The objectors also were angry that so far as the developed countries were concerned, "free trade" appeared to be a one-way street. If a pharmaceutical company discovered a new antibiotic in the Indonesian jungle, took it home, patented it, and shipped it back to Indonesia at a thousand-percent markup, that was protected free trade. If a Third World country exported textiles or steel at a price which undercut that of the same product manufactured in a developed country, that was called destructive "dumping" and could be banned.

Still, bully-bribe-and-blandish might have saved the day again if the economic superpowers, the US and the European Union (which between them account for more than half the world's production and trade), had been able to maintain a united front. But the United States is determined to sell genetically modified foods in Europe, no matter how violently Europeans object to having genetically modified foods sold to them. With the big kids on the block at each others' throats, the smaller kids found time to make common cause against them.

Accustomed to getting its own way in international organizations like the World Bank and the International Monetary Fund where the paramount rule is one-dollar-one-vote, the US plowed ahead without compromise on its own agenda in Geneva. It bulldozed its way against 90 percent or more of the WTO membership to put in its own candidate as WTO director general.

But by the time Mike Moore of New Zealand had been confirmed in the post this spring, wheeling-dealing time was short. Toward the end of his term, Moore's predecessor as director general, Renato Ruggiero, renounced the closed-door "green room" sessions at which consensus had been engineered for the Singapore and Geneva Ministerials. Moore promptly revived the practice of bringing small groups of representatives together for a little secret dickering and arm-twisting, but this time the only result was to publicize the divisions between interest groups and encourage opponents of any new trade agenda for Seattle to drag their feet. A week ago the General Council threw up its hands in total frustration. When the trade ministers of 137 nations came together in Seattle, they would be on their own, with no pre-set agenda to cling to.

As the real possibility of chaos inside the high-security meeting room as well as in the streets outside finally penetrated the US trade delegation and the White House, Bill Clinton made a last ditch effort to at least save appearances, privately trying to persuade presidents and prime ministers of some of the most powerful WTO member nations to come to Seattle and whip their troops into shape. He got a polite refusal from every single one of them.

Apart from philosophical anarchists, most people think of chaos as destructive and therefore dangerous.
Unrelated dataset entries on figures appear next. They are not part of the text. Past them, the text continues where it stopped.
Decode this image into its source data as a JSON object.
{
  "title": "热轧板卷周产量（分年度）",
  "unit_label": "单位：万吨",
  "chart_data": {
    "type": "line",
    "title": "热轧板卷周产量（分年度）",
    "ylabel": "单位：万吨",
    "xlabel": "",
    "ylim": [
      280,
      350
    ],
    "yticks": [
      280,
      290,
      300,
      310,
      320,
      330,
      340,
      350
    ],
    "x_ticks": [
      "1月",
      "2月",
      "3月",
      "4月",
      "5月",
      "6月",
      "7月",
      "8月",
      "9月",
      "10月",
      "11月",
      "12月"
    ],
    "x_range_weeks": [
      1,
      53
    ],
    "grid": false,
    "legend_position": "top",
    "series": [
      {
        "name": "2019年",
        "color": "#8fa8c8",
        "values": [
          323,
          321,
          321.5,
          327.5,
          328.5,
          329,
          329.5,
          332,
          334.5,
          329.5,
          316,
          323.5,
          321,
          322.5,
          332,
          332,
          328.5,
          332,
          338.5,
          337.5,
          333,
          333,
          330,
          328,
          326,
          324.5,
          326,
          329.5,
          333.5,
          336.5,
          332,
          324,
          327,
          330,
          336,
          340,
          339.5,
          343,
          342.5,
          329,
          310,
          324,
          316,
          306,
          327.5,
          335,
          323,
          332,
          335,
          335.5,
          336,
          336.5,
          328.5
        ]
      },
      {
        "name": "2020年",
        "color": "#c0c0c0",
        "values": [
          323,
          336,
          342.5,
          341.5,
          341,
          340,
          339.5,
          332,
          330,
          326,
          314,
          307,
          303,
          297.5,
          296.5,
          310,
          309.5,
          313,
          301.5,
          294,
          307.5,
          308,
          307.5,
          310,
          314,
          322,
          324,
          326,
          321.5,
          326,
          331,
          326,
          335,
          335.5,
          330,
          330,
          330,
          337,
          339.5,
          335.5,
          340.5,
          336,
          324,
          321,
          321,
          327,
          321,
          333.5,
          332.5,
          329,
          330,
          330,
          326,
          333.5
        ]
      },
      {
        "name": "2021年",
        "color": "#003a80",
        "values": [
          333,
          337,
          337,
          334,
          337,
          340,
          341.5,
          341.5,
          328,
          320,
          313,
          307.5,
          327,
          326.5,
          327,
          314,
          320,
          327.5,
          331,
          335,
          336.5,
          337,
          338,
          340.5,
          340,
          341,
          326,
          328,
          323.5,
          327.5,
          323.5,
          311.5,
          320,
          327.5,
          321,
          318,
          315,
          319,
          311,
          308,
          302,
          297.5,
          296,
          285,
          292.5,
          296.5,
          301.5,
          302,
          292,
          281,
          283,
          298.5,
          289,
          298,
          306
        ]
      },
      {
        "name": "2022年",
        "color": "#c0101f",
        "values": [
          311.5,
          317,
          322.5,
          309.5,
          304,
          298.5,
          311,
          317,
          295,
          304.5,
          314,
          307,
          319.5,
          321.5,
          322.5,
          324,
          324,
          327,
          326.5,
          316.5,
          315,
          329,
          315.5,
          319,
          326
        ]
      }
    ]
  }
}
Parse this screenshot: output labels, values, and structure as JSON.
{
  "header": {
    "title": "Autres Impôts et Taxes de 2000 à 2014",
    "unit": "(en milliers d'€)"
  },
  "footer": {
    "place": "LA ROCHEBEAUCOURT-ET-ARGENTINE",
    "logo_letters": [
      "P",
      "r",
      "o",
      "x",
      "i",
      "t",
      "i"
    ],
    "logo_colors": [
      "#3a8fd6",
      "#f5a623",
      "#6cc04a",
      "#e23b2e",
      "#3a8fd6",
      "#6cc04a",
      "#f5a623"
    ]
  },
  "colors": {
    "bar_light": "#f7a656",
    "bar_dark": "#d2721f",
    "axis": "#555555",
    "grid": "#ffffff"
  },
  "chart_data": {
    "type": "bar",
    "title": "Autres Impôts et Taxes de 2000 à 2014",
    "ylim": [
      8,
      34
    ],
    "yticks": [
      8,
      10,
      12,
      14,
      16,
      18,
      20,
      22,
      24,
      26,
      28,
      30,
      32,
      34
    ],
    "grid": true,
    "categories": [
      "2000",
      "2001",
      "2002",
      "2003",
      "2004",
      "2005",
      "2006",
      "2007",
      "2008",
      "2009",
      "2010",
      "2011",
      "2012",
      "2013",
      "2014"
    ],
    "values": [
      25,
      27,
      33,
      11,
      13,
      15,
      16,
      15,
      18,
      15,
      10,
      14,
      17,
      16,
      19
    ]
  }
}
But in this case it has its positive, constructive side. Ever since David Ricardo proved back in the early 19th century that unfettered trade between nations will always generate greater total output than trade restricted in any way whatever, both thoughtful economists and humanitarians have tried to point out that maximum total output is a hell of a crude measure of total human well-being.

The WTO rebels inside and outside the Convention Center agree. For perhaps the first time ever, they are making themselves not only heard but felt where it counts: on the same international stage their rich, smug, calculating opponents have dominated until now. Money and power may still ultimately win the day—when have they failed to in the past—but if they do, it will not be wearing the mask of consensus.